Faculty, Master of Arts in Sport Coaching

Joseph Mills teaching

Clayton Kuklick, PhD

Clinical Associate Professor, Master of Arts in Sport Coaching

Clayton Kuklick

Blog  •

Authors: Jack Griffiths, Dr. Clayton Kuklick, Dr. Joseph P. Mills

 

In this blog, we would like to share one of our most recent projects that involved exploring the use of a new sport technology intended to enhance both athletes’ and coaches’ performances. One of our coaches in our MASC program took interest to this topic from a sociological perspective from which they flipped the use of technology in such a way that it opened up an entire network of information that otherwise, to our knowledge, is unattainable with any other contemporary technological device.

           

Generally, sport technology is used by coaches to gain information about their athletes which they subsequently use to make decisions about performance. Current trends in sport technology revolve around the use of heart rate monitors and accelerometers to gain information on athlete’s work rates, GPS to track locations, sensors to acquire specific information on skill techniques, and technical and tactical video analysis to generate information on athlete’s technical and tactical skills, to name a few. With using these technologies, it certainly gets exciting when they seemingly provide lots of very specific information about athletes’ performance, allowing for tracking progress and reinforcing certain ways of doing things in sport. But, could the information generated from these technologies focus attention too much on these specific and singular things where other aspects impacting performance might not be realized? Are coach’s decisions, intentions, and judgements limited to the information generated from the technology and perhaps without consideration for the athletes themselves? For example, information generated from technology and how it is used can impact coach-athlete relationships, engage constant monitoring and surveillance, and interact with athletes’ motivation levels to reach certain workloads, explore certain movements, or make decisions.

 

In our study, we flipped the use of technology so that rather than a coach being the gatekeeper and interpreter of the technological information, they were provided with oodles of information regarding athletes’ performance that they hadn’t otherwise considered. The technology explored was a system that provided athletes access to prompts, which then were anonymously stored and delivered as feedback to the coach. The key piece was that the athletes’ feedback were anonymous. After each practice and game, athletes scanned QR codes and answered prompts that revolved around:

  • what do you want coach to know that you normally wouldn’t be able to say?
  • what techniques and tactics are you struggling to learn?
  • If you had one thought during training or playing, what would you want the coach to know?

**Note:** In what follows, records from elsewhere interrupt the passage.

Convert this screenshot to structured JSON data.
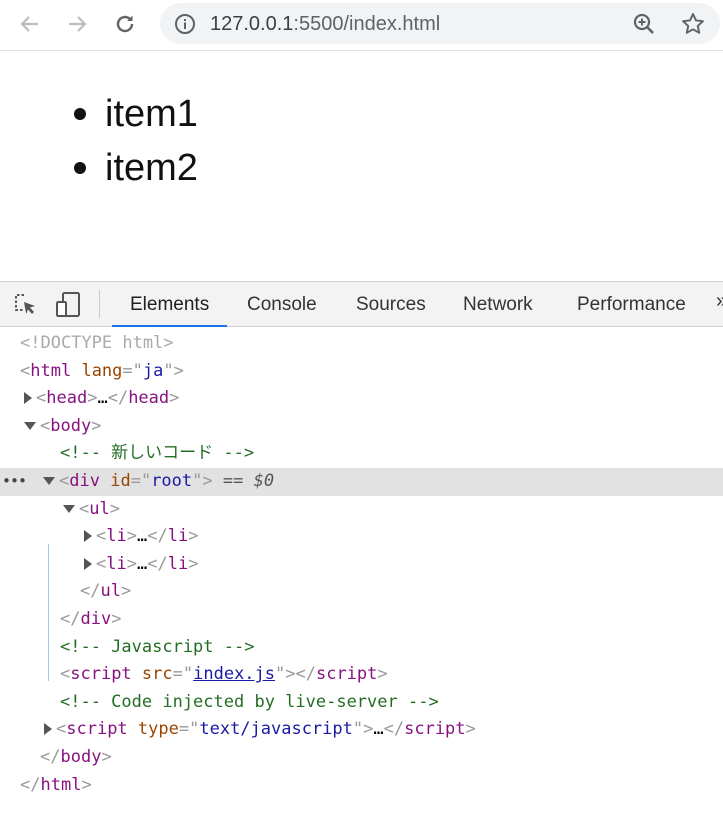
{
  "browser": {
    "url_host": "127.0.0.1",
    "url_rest": ":5500/index.html",
    "icons": [
      "back-arrow-icon",
      "forward-arrow-icon",
      "reload-icon",
      "info-icon",
      "zoom-icon",
      "star-icon"
    ]
  },
  "page": {
    "items": [
      "item1",
      "item2"
    ]
  },
  "devtools": {
    "tabs": [
      "Elements",
      "Console",
      "Sources",
      "Network",
      "Performance"
    ],
    "active_tab": "Elements",
    "more": "»",
    "dom": {
      "doctype": "<!DOCTYPE html>",
      "html_open_tag": "html",
      "html_attr_name": "lang",
      "html_attr_value": "ja",
      "head_tag": "head",
      "ellipsis": "…",
      "body_tag": "body",
      "comment1": "<!-- 新しいコード -->",
      "div_tag": "div",
      "div_attr_name": "id",
      "div_attr_value": "root",
      "selected_marker": "== $0",
      "row_dots": "•••",
      "ul_tag": "ul",
      "li_tag": "li",
      "comment2": "<!-- Javascript -->",
      "script_tag": "script",
      "script_attr_name": "src",
      "script_attr_value": "index.js",
      "comment3": "<!-- Code injected by live-server -->",
      "script2_attr_name": "type",
      "script2_attr_value": "text/javascript"
    }
  }
}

Our findings showed how the anonymous technology unlocked the power differential between the coach and athlete where athletes provided information free of judgment and control, that otherwise would have been never told or realized, nor determined with any other contemporary technological device. Understandably, athletes started off slow with sharing information and didn’t know exactly what to ask for. But, in time they shared much information about their specific needs for enhancing performance, were empowered from their anonymous voice being heard by the coach, and were enlightened by how their coach changed in order to address the realities of the team that normally wouldn’t have occurred. The coach too found this anonymous feedback technology to be useful in opening up a pandora’s box of information pertaining to athletes’ performance and with providing a birds-eye view of different things that normally wouldn’t be considered as impacting athletes’ performance.